Di conseguenza, le raffinerie stanno riducendo le operazioni. L’impatto è già visibile nei flussi di petrolio verso il gigante asiatico. Il numero di superpetroliere dirette in Cina è sceso al livello più basso in sette settimane secondo i dati di monitoraggio più recenti compilati da Bloomberg. Un raffinatore con un contratto a lungo termine con l’Arabia Saudita ha ridotto gli acquisti per giugno.

I trader rialzisti del petrolio, scottati dalla sorprendente flessione dei prezzi del 10% dello scorso anno, potrebbero rimanere cauti nei confronti della materia prima se il motore della crescita dell’Asia sembra instabile.

Non solo Pechino. Ecco perché il greggio oscilla

Dai produttori dell’Africa occidentale, alla Nigeria all’Azerbaigian e fino al Kazakistan, diversi esportatori dell’OPEC+ hanno faticato a vendere i carichi alla loro consueta velocità in mezzo alla concorrenza delle esportazioni statunitensi, causando un indebolimento dei prezzi, secondo alcune analisi. Una ripresa dei flussi dal Golfo degli Stati Uniti verso l’Europa ha messo sotto pressione i mercati chiave del Mare del Nord e del Mediterraneo.

Negli Stati Uniti – ancora il più grande consumatore di petrolio al mondo – le scorte di greggio presso l’hub di stoccaggio di Cushing, in Oklahoma, sono ai livelli più alti da luglio.

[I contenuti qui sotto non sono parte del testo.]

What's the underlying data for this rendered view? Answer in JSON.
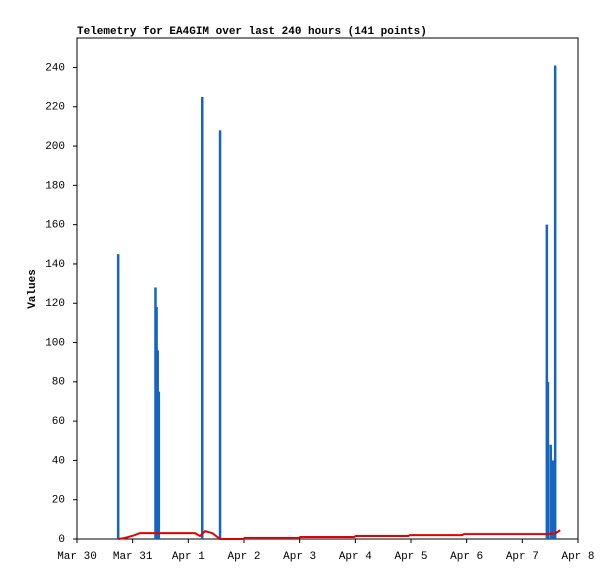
{
  "chart_data": {
    "type": "combo",
    "title": "Telemetry for EA4GIM over last 240 hours (141 points)",
    "y_label": "Values",
    "xlim": [
      0,
      9
    ],
    "xticks": [
      {
        "value": 0,
        "label": "Mar 30"
      },
      {
        "value": 1,
        "label": "Mar 31"
      },
      {
        "value": 2,
        "label": "Apr 1"
      },
      {
        "value": 3,
        "label": "Apr 2"
      },
      {
        "value": 4,
        "label": "Apr 3"
      },
      {
        "value": 5,
        "label": "Apr 4"
      },
      {
        "value": 6,
        "label": "Apr 5"
      },
      {
        "value": 7,
        "label": "Apr 6"
      },
      {
        "value": 8,
        "label": "Apr 7"
      },
      {
        "value": 9,
        "label": "Apr 8"
      }
    ],
    "ylim": [
      0,
      255
    ],
    "yticks": [
      0,
      20,
      40,
      60,
      80,
      100,
      120,
      140,
      160,
      180,
      200,
      220,
      240
    ],
    "series": [
      {
        "type": "impulse",
        "color": "#1565c0",
        "x": [
          0.74,
          1.41,
          1.43,
          1.45,
          1.47,
          2.25,
          2.57,
          8.44,
          8.46,
          8.51,
          8.55,
          8.59
        ],
        "values": [
          145,
          128,
          118,
          96,
          75,
          225,
          208,
          160,
          80,
          48,
          40,
          241
        ]
      },
      {
        "type": "line",
        "color": "#e00000",
        "x": [
          0.74,
          0.86,
          1.04,
          1.13,
          2.12,
          2.21,
          2.3,
          2.43,
          2.57,
          3.0,
          3.01,
          3.99,
          4.01,
          4.98,
          5.01,
          5.95,
          5.98,
          6.92,
          6.95,
          8.46,
          8.6,
          8.68
        ],
        "values": [
          0,
          0.5,
          2,
          3,
          3,
          1.5,
          4,
          3,
          0,
          0,
          0.5,
          0.5,
          1,
          1,
          1.5,
          1.5,
          2,
          2,
          2.5,
          2.5,
          3,
          4.5
        ]
      }
    ]
  }
}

La domanda di benzina, anche se destinata ad aumentare quando gli americani prenderanno le strade per le vacanze quest’estate, rimane al di sotto dello stesso periodo dell’anno scorso, come mostrano i dati impliciti sui consumi.

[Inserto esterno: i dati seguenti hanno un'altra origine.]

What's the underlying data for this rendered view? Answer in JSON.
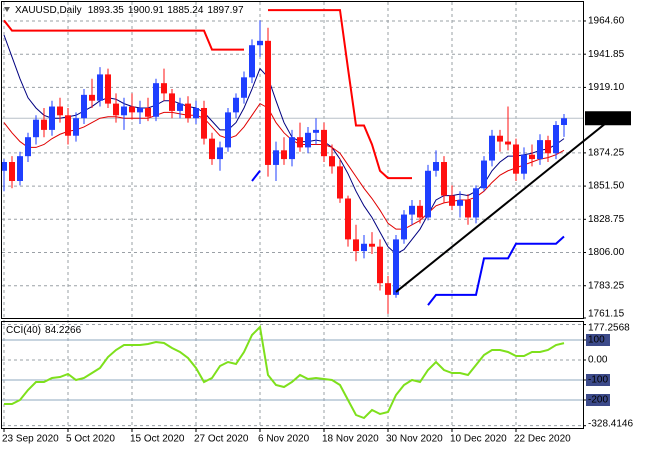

“Il mercato fisico è ancora molto instabile”, ha affermato Brian Leisen, stratega delle materie prime presso RBC Capital Markets LLC. “Troviamo difficile essere più costruttivi finché non vedremo le prove che i carichi stanno iniziando a essere venduti.”

Nonostante questi fattori di incertezza sul futuro rapporto di equilibrio tra domanda e offerta, i funzionari dell’OPEC+ rimangono in privato fiduciosi sulla domanda di petrolio in Cina e in altre parti dell’Asia.

Secondo l’Agenzia internazionale per l’energia di Parigi, il consumo di petrolio cinese è sulla buona strada per aumentare di 510.000 barili al giorno quest’anno – pari a circa la metà del totale globale – fino a 17 milioni di barili al giorno, e a espandersi ulteriormente nel 2025.

Inoltre, il consumo di petrolio del Paese potrebbe essere sostenuto visto che la Cina approfitta dei prezzi bassi per ricostituire le scorte di riserva. La Cina ha aggiunto più di 30 milioni di barili di greggio alle scorte nel mese fino a metà maggio, il ritmo più veloce in un anno, secondo i consulenti Vortexa Ltd. Questi spesso comprendono spedizioni da nazioni sanzionate come l’Iran, che commerciano a prezzi scontati rispetto ai parametri di riferimento regionali.